German Inflation Holds Steady at 2.8% in February

The bustling shopping streets of Munich, Bavaria, were alive on February 20, 2025, as people shopped and strolled under the watchful eyes of towering buildings. Amid this vibrant scene, Germany’s annual inflation rate remained at a steady 2.8% in February, according to the latest provisional data from statistics agency Destatis.

Stable yet slightly higher than expected, the 2.8% figure surprised economists who had predicted a 2.7% rate for the month. This unchanging rate follows January’s inflation reading, also at 2.8%, which continued the trend from December.

Core Inflation and Services Print

Delving deeper into the numbers, the core inflation rate, excluding food and energy costs, dipped slightly to 2.6% in February from January’s 2.9%. Deutsche Bank Research economist Sebastian Becker praised this decline, highlighting its positive implications. Becker noted that the core inflation rate is anticipated to decrease further as wage growth moderates and the broader economy sees restrained activity.

Of particular interest was the services inflation print, which fell to 3.8% in February from 4% in the previous month. Despite this decline, the services reading was not as low as expected, contributing a tinge of disappointment to the overall data, as Becker commented.

Implications for the Euro Zone and the ECB

The German inflation figures hold broader implications for the Eurozone’s consumer price index announcement scheduled for Monday and the European Central Bank’s (ECB) upcoming decision. Following the ECB’s fifth interest rate cut in January, which has been part of a series of monetary policy easing measures since last summer, markets are anticipating another reduction in rates.

Carsten Brzeski, global head of macro at ING, emphasized that the recent inflation data from Germany and other Eurozone countries have solidified expectations for a 25-basis-point cut by the ECB next week. However, the focus is shifting towards what steps the ECB will take beyond this cut, especially considering growing resistance among policymakers to further rate reductions.

These economic developments come on the heels of the recent German election, where the conservative alliance between the Christian Democratic Union and the Christian Social Union secured the largest share of votes.
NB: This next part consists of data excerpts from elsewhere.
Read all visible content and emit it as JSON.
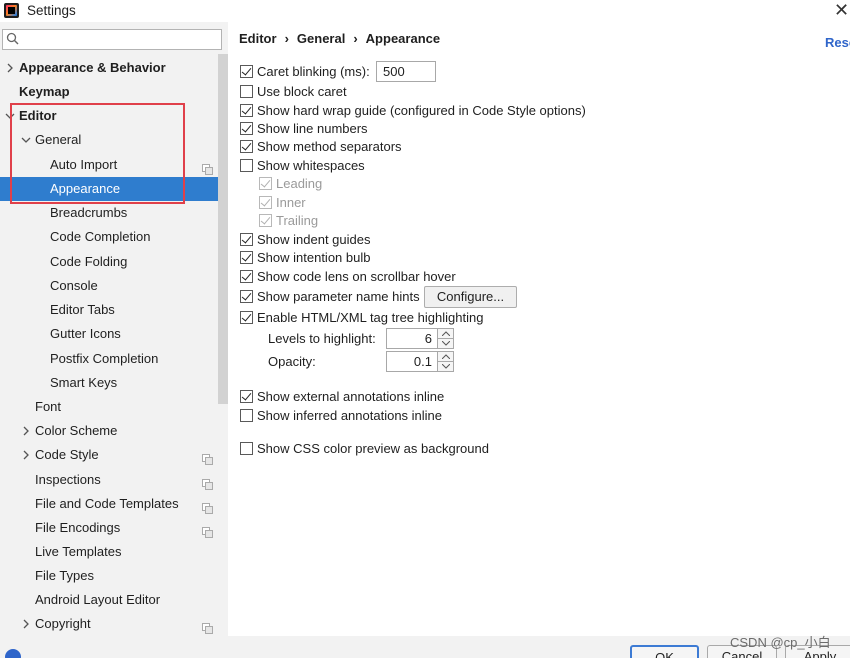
{
  "window": {
    "title": "Settings"
  },
  "search": {
    "placeholder": "",
    "value": ""
  },
  "sidebar": {
    "items": [
      {
        "label": "Appearance & Behavior"
      },
      {
        "label": "Keymap"
      },
      {
        "label": "Editor"
      },
      {
        "label": "General"
      },
      {
        "label": "Auto Import"
      },
      {
        "label": "Appearance"
      },
      {
        "label": "Breadcrumbs"
      },
      {
        "label": "Code Completion"
      },
      {
        "label": "Code Folding"
      },
      {
        "label": "Console"
      },
      {
        "label": "Editor Tabs"
      },
      {
        "label": "Gutter Icons"
      },
      {
        "label": "Postfix Completion"
      },
      {
        "label": "Smart Keys"
      },
      {
        "label": "Font"
      },
      {
        "label": "Color Scheme"
      },
      {
        "label": "Code Style"
      },
      {
        "label": "Inspections"
      },
      {
        "label": "File and Code Templates"
      },
      {
        "label": "File Encodings"
      },
      {
        "label": "Live Templates"
      },
      {
        "label": "File Types"
      },
      {
        "label": "Android Layout Editor"
      },
      {
        "label": "Copyright"
      }
    ]
  },
  "breadcrumb": {
    "part1": "Editor",
    "part2": "General",
    "part3": "Appearance",
    "separator": "›"
  },
  "reset_label": "Rese",
  "options": {
    "caret_blinking": {
      "label": "Caret blinking (ms):",
      "checked": true,
      "value": "500"
    },
    "block_caret": {
      "label": "Use block caret",
      "checked": false
    },
    "hard_wrap": {
      "label": "Show hard wrap guide (configured in Code Style options)",
      "checked": true
    },
    "line_numbers": {
      "label": "Show line numbers",
      "checked": true
    },
    "method_separators": {
      "label": "Show method separators",
      "checked": true
    },
    "whitespaces": {
      "label": "Show whitespaces",
      "checked": false
    },
    "leading": {
      "label": "Leading",
      "checked": true
    },
    "inner": {
      "label": "Inner",
      "checked": true
    },
    "trailing": {
      "label": "Trailing",
      "checked": true
    },
    "indent_guides": {
      "label": "Show indent guides",
      "checked": true
    },
    "intention_bulb": {
      "label": "Show intention bulb",
      "checked": true
    },
    "code_lens": {
      "label": "Show code lens on scrollbar hover",
      "checked": true
    },
    "param_hints": {
      "label": "Show parameter name hints",
      "checked": true,
      "button": "Configure..."
    },
    "tag_tree": {
      "label": "Enable HTML/XML tag tree highlighting",
      "checked": true
    },
    "levels": {
      "label": "Levels to highlight:",
      "value": "6"
    },
    "opacity": {
      "label": "Opacity:",
      "value": "0.1"
    },
    "ext_annotations": {
      "label": "Show external annotations inline",
      "checked": true
    },
    "inf_annotations": {
      "label": "Show inferred annotations inline",
      "checked": false
    },
    "css_color": {
      "label": "Show CSS color preview as background",
      "checked": false
    }
  },
  "buttons": {
    "ok": "OK",
    "cancel": "Cancel",
    "apply": "Apply"
  },
  "watermark": "CSDN @cp_小白",
  "colors": {
    "selection": "#2f7dce",
    "highlight_box": "#e0404a",
    "link": "#2f65ca"
  }
}
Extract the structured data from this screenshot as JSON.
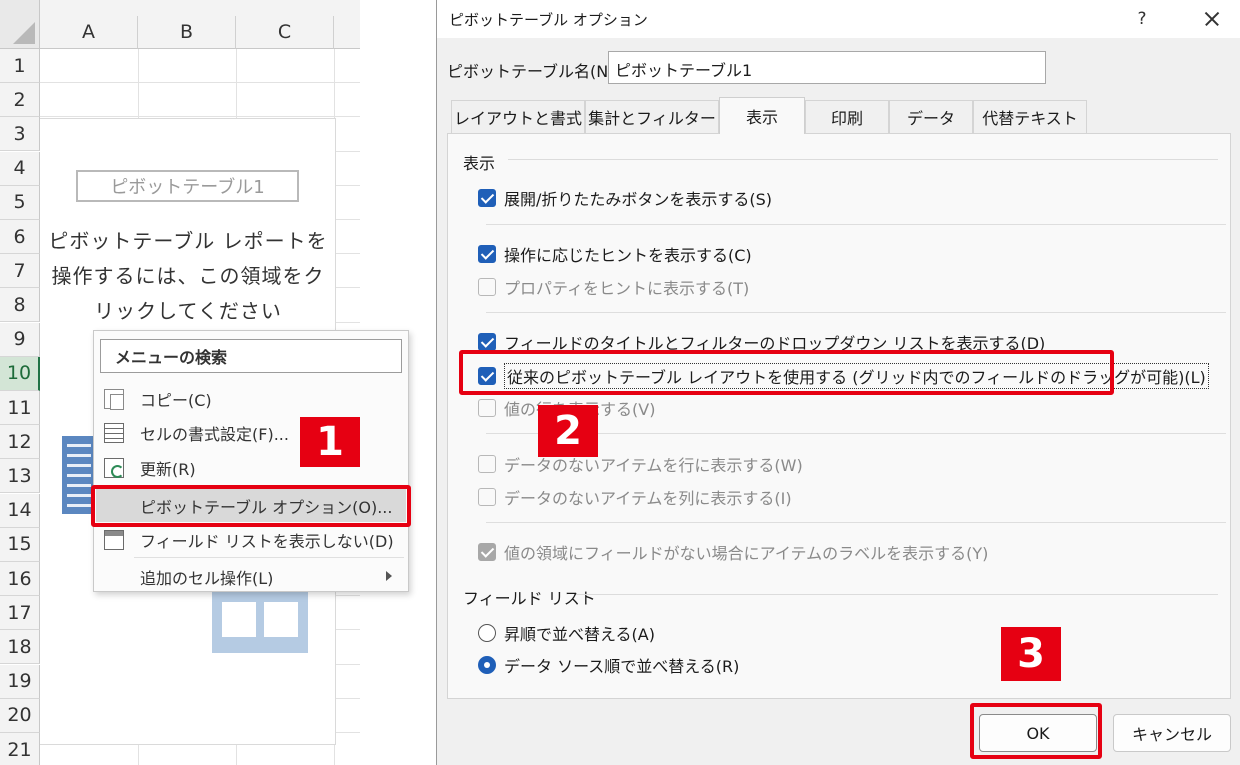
{
  "sheet": {
    "columns": [
      "A",
      "B",
      "C"
    ],
    "rows": [
      "1",
      "2",
      "3",
      "4",
      "5",
      "6",
      "7",
      "8",
      "9",
      "10",
      "11",
      "12",
      "13",
      "14",
      "15",
      "16",
      "17",
      "18",
      "19",
      "20",
      "21"
    ],
    "active_row": "10",
    "pivot_name": "ピボットテーブル1",
    "pivot_message": [
      "ピボットテーブル レポートを",
      "操作するには、この領域をク",
      "リックしてください"
    ]
  },
  "context_menu": {
    "search_label": "メニューの検索",
    "items": [
      {
        "label": "コピー(C)",
        "icon": "copy-icon"
      },
      {
        "label": "セルの書式設定(F)...",
        "icon": "format-cells-icon"
      },
      {
        "label": "更新(R)",
        "icon": "refresh-icon"
      },
      {
        "label": "ピボットテーブル オプション(O)...",
        "icon": ""
      },
      {
        "label": "フィールド リストを表示しない(D)",
        "icon": "field-list-icon"
      },
      {
        "label": "追加のセル操作(L)",
        "icon": ""
      }
    ]
  },
  "dialog": {
    "title": "ピボットテーブル オプション",
    "help": "?",
    "name_label": "ピボットテーブル名(N):",
    "name_value": "ピボットテーブル1",
    "tabs": [
      "レイアウトと書式",
      "集計とフィルター",
      "表示",
      "印刷",
      "データ",
      "代替テキスト"
    ],
    "active_tab": "表示",
    "display_group": "表示",
    "options": [
      {
        "label": "展開/折りたたみボタンを表示する(S)",
        "state": "on"
      },
      {
        "label": "操作に応じたヒントを表示する(C)",
        "state": "on"
      },
      {
        "label": "プロパティをヒントに表示する(T)",
        "state": "off-disabled"
      },
      {
        "label": "フィールドのタイトルとフィルターのドロップダウン リストを表示する(D)",
        "state": "on"
      },
      {
        "label": "従来のピボットテーブル レイアウトを使用する (グリッド内でのフィールドのドラッグが可能)(L)",
        "state": "on"
      },
      {
        "label": "値の行を表示する(V)",
        "state": "off-disabled"
      },
      {
        "label": "データのないアイテムを行に表示する(W)",
        "state": "off-disabled"
      },
      {
        "label": "データのないアイテムを列に表示する(I)",
        "state": "off-disabled"
      },
      {
        "label": "値の領域にフィールドがない場合にアイテムのラベルを表示する(Y)",
        "state": "on-disabled"
      }
    ],
    "field_list_group": "フィールド リスト",
    "radios": [
      {
        "label": "昇順で並べ替える(A)",
        "selected": false
      },
      {
        "label": "データ ソース順で並べ替える(R)",
        "selected": true
      }
    ],
    "ok_label": "OK",
    "cancel_label": "キャンセル"
  },
  "annotations": {
    "step1": "1",
    "step2": "2",
    "step3": "3",
    "highlight_color": "#e60012"
  }
}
With Friedrich Merz poised to potentially succeed Olaf Scholz as chancellor, economic policies have been at the forefront of discussions during the campaign.

Merz’s proposed policy changes, including tax cuts, reduced bureaucracy, social benefits reforms, and deregulation, have sparked debates on how to revitalize Germany’s economy. Destatis data indicates that Germany’s gross domestic product has been teetering on the edge of recession, with a 0.2% contraction in the last quarter of 2024, adjusted for price, seasonal, and calendar factors.

As the German economy stands at a critical juncture, the inflation figures serve as a compass, guiding policymakers and economists in navigating the complex landscape of economic decision-making. With all eyes on the upcoming ECB decision and the unfolding political transitions, the path forward remains uncertain, yet ripe with opportunities for transformation and growth.